THE VINES OF FERRARA

By

Pub Date: July 1st, 1986
Publisher: Dodd, Mead

Thanks to busy action and some decent art-world atmosphere, Coker's first romance/suspense outing for Renaissance expert Andrea Perkins--The Other David (1984)--wasn't a total loss, despite rickety plotting and feeble characterization. This time, however, the Italian art-history is thin, precious filler--without nearly enough interest to compensate for an even frailer, far more static storyline. Andrea--a faceless heroine--is now at Ferrara's Gonzaga castle, restoring a group of miniature paintings on oversized tarot cards. She's being wooed by 50-ish Count Geoffredo, childless heir to the Gonzaga vineyards and the family fortune. She's being spooked by Geoffredo's brother Carlo, a wild widower-artist from America (whose entourage includes in-laws, nubile stepdaughter, agent, and private astrologer). She's being haunted, more or less, by the aura of poisoner-supreme Lucrezia Borgia, a Gonzaga ancestress.

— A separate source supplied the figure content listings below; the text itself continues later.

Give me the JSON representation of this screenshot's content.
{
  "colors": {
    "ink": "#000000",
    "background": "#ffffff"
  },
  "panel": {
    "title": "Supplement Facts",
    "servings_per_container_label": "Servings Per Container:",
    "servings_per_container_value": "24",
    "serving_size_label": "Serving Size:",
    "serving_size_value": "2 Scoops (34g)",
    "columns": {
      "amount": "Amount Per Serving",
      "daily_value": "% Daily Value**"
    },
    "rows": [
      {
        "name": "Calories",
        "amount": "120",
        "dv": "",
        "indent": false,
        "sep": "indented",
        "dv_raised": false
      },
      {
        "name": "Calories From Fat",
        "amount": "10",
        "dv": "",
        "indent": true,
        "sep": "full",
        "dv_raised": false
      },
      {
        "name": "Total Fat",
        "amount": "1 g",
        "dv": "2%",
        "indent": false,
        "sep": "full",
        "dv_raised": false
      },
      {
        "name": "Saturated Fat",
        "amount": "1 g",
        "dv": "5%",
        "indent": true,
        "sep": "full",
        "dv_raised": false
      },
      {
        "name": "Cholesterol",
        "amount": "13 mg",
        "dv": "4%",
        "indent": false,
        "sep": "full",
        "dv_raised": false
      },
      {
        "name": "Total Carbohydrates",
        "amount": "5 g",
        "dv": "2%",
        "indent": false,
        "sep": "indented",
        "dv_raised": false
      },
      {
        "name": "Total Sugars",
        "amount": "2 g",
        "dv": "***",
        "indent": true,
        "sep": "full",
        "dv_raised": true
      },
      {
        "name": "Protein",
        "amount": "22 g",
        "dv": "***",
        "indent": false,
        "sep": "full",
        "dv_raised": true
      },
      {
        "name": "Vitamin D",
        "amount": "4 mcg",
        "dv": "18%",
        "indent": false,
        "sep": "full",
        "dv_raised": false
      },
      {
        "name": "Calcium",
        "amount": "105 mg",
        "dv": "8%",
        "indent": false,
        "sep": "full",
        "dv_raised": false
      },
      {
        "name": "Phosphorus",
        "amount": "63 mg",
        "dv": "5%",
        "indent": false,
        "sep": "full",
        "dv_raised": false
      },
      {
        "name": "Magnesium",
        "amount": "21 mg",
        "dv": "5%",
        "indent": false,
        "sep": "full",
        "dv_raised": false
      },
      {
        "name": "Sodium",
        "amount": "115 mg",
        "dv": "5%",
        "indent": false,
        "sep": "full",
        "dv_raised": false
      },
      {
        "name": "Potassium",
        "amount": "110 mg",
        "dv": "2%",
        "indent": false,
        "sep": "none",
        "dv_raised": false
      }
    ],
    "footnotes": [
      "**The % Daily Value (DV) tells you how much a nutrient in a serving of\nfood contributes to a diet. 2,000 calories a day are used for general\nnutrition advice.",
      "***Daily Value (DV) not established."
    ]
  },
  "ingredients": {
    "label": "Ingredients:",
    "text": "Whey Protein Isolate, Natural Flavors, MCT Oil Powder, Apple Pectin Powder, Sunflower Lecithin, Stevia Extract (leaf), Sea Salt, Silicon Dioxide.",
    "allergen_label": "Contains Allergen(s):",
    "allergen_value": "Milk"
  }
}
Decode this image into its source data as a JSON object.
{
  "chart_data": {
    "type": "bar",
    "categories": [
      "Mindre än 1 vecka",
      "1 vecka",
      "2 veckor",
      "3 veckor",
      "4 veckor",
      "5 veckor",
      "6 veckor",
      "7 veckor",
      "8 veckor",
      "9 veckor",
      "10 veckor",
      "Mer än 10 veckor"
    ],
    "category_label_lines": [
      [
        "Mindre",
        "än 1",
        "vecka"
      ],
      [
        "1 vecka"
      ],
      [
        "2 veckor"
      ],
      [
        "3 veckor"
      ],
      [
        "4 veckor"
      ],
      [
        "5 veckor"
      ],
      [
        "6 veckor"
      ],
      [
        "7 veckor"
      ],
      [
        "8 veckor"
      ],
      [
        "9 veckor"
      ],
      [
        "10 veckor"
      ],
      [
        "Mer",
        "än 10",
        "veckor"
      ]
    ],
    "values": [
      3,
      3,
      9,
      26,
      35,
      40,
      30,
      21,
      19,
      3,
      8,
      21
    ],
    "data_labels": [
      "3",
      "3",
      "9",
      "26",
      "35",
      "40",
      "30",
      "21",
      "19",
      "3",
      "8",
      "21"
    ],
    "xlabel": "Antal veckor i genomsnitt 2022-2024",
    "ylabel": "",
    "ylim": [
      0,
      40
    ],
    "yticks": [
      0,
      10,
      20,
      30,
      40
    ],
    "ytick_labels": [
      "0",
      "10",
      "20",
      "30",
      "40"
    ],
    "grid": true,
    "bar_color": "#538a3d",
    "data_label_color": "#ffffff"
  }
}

And after three people in the household die of poisoned wine, Andrea has a showdown with a semi-deranged, utterly unconvincing killer. Too talky and murky for romantic/gothic intensity, too slight and inept for mystery fans--while those who relished the Michelangelo/museum detail in The Other David will find the tarot-card restoration a disappointing follow-up.